I was excited to read this book well before it arrived. Mendelsohn is a great writer and teacher of the classics, so his exploration of The Odyssey already sounded compelling. That this was also a memoir exploring his relationship with his father, who at 81 signed up for one of Mendelsohn’s classes on The Odyssey, made it a must read. I had high expectations and they were exceeded by quite a distance. This is a great analysis of many aspects of The Odyssey, and I found that aspect very fulfilling. And while there might be the fear that adding the personal story about Mendelsohn and his father would unbalance this or detract from the meat, that’s simply not the case; that story strengthens the exploration of the text and shows just how beautifully a book can help one experience life.
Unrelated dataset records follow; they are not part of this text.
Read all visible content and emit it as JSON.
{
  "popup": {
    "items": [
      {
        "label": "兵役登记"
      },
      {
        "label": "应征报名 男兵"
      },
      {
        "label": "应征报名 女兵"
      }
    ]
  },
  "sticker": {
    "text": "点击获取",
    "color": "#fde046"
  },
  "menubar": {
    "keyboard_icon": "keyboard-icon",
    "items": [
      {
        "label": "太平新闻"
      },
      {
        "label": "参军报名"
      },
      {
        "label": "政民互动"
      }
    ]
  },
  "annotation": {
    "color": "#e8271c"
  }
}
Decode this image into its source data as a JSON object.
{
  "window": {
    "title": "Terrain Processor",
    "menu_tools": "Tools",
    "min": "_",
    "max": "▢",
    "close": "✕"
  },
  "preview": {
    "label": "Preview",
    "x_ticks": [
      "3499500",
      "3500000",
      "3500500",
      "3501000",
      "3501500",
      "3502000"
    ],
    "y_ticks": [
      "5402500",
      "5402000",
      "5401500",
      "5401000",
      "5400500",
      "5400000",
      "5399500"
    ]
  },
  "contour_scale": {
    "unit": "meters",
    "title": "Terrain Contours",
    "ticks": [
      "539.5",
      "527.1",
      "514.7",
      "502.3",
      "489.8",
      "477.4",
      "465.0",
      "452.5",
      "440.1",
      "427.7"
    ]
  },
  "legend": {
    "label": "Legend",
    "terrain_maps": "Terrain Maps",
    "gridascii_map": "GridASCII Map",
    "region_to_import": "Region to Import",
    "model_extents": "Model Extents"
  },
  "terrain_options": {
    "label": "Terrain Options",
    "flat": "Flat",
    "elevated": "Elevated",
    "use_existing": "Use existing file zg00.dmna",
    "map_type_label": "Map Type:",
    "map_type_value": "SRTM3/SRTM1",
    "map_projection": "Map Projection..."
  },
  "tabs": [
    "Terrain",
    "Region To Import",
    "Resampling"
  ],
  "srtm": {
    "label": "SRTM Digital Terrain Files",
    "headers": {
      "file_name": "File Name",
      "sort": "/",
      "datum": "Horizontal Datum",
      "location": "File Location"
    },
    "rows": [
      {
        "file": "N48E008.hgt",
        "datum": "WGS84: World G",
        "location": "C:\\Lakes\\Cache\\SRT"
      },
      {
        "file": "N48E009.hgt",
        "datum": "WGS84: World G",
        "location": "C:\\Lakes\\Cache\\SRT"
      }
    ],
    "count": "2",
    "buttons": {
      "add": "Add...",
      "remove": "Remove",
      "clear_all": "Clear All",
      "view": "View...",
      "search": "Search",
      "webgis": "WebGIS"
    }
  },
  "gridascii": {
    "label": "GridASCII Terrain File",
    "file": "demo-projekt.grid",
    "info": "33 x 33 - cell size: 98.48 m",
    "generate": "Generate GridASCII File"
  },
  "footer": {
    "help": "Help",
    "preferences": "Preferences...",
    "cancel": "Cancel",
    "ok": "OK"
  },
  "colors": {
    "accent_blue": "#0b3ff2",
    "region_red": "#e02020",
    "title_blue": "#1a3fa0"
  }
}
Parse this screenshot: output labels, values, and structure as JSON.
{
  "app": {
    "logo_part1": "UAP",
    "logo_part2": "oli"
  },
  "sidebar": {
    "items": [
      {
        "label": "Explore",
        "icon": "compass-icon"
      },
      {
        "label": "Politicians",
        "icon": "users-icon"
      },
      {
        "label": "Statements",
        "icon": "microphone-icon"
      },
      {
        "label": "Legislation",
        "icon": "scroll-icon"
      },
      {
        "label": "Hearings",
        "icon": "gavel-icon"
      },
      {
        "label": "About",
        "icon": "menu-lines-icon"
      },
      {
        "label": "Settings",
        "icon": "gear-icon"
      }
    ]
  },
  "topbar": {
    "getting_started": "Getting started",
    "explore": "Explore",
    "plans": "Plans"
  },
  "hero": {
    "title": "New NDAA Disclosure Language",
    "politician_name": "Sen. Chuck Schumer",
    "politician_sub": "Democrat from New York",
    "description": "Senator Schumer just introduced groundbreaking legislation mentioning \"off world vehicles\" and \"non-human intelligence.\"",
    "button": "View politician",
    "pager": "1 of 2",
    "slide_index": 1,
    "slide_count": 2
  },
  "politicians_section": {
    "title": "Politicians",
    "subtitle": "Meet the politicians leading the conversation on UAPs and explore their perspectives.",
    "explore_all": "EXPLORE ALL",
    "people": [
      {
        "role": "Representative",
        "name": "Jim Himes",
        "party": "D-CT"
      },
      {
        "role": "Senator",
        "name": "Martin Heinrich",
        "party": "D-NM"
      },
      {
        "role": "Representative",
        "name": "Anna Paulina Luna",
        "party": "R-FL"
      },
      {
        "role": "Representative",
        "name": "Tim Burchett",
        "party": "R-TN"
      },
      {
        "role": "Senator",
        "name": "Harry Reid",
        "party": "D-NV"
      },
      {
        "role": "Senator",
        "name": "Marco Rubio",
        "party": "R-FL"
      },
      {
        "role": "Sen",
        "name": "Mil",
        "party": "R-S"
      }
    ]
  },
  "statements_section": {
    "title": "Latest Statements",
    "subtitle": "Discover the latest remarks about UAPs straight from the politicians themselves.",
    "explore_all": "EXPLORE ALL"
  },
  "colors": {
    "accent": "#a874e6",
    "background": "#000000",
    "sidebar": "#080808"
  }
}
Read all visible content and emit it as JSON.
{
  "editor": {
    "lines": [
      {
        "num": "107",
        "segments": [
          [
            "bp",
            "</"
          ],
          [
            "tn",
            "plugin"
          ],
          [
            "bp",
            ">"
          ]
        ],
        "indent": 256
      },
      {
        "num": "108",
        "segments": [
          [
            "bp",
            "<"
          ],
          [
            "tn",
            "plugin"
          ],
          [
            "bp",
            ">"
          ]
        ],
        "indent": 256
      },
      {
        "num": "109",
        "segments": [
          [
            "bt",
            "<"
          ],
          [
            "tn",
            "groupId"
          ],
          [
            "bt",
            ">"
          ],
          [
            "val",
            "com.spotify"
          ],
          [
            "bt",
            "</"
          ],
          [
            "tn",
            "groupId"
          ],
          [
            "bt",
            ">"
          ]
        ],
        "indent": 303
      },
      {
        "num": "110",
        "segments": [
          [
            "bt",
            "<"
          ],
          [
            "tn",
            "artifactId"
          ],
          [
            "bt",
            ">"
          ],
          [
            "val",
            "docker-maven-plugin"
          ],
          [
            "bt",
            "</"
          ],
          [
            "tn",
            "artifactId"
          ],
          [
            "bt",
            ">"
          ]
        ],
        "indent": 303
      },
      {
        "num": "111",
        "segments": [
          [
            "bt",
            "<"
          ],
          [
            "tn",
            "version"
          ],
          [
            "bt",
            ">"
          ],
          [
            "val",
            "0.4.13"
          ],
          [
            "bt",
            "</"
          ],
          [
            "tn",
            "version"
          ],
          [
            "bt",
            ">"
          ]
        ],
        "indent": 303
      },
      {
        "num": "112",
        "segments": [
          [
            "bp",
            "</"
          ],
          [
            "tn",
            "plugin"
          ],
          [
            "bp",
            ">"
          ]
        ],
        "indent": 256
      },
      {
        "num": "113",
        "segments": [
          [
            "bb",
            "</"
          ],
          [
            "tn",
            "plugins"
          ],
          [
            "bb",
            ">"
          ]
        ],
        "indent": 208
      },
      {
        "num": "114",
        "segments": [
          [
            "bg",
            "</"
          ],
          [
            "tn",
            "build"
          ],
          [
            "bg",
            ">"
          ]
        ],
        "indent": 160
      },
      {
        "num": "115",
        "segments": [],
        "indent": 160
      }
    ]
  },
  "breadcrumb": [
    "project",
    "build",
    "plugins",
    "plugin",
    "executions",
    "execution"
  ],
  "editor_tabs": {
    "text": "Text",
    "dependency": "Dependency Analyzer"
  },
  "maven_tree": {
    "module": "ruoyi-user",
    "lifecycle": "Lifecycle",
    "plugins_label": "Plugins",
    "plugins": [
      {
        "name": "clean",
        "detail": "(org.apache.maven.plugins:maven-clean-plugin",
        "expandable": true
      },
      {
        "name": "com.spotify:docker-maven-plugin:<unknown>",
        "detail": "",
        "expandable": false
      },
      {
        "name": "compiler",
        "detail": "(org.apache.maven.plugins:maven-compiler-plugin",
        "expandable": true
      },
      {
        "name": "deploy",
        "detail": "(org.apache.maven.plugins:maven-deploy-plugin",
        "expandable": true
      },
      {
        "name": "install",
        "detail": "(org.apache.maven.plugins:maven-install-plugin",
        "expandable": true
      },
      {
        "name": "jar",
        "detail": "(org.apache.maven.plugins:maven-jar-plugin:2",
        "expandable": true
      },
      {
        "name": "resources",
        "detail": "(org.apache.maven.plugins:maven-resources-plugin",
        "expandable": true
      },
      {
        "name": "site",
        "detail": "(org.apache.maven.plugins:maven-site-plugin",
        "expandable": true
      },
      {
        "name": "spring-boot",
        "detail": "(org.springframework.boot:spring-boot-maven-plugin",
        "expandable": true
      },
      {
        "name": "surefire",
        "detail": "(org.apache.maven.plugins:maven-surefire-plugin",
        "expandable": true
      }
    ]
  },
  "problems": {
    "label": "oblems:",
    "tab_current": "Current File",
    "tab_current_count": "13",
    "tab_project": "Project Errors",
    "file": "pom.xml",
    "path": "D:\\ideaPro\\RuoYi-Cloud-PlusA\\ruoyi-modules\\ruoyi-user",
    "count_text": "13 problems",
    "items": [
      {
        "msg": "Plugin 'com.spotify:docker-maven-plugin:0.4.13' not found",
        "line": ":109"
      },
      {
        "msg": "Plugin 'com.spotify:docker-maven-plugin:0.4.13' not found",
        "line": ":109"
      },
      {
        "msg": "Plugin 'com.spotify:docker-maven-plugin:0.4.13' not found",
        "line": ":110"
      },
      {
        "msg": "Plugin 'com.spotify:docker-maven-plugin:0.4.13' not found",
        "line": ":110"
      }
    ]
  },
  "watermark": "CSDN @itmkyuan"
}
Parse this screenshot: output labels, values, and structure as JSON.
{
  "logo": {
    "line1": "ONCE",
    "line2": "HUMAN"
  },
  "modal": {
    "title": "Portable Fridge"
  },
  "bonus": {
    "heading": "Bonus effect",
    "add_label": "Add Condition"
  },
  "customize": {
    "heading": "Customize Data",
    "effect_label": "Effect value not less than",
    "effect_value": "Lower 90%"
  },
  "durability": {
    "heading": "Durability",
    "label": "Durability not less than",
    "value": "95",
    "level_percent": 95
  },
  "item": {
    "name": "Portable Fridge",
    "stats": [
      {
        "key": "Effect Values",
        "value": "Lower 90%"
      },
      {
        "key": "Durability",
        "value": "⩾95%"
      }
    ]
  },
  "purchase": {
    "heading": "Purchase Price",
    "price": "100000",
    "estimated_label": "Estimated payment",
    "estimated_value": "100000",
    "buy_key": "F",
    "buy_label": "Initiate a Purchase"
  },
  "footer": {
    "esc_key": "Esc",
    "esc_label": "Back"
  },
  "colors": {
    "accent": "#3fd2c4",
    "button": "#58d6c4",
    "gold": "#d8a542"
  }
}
Children always imagine that their parents’ truest selves are as parents; but why? “Who really knows his own begetting?” Telemachus bitterly asks early in the Odyssey. Who indeed. Our parents are mysterious to us, in ways that we can never quite be mysterious to them.


A Start in Life
by Anita Brookner
(original review from October 11, 2017)
purchase at Amazon

This is it, though, folks. If I were ranking books I read and reviewed in 2017, this would top the list at number one. Anita Brookner’s debut A Start in Life is my favorite book I read this year. This lonely, funny, incredibly insightful story was perfect. I read it while taking a walk in the autumn air during my lunch time, and I’ll never forget those walks, feeling like I was really getting to know Ruth’s family and her painful disappointment at her own life. Why is such a thing compelling? I don’t quite know. I’m not a lonely or disappointed person, and I feel bad knowing of other’s loneliness. Is it that Brookner communicated pain and I felt a desire to rework how I treat people? Maybe. It was a beautiful experience, however it came to be so beautiful.

In her blue dress, in which she had not taken Paris by storm, and her wool coat, Ruth felt shabby and obedient. The girl wore trousers and a pullover, the man a well-cut suit of tweed. A great desire for change came over Ruth and a great uncertainty as to how this might be brought about. For she knew, obscurely, that she had capacities as yet untried but that they might be for ever walled up unless her circumstances changed. Love, she supposed, might do it, but there was no one with whom she might fall in love.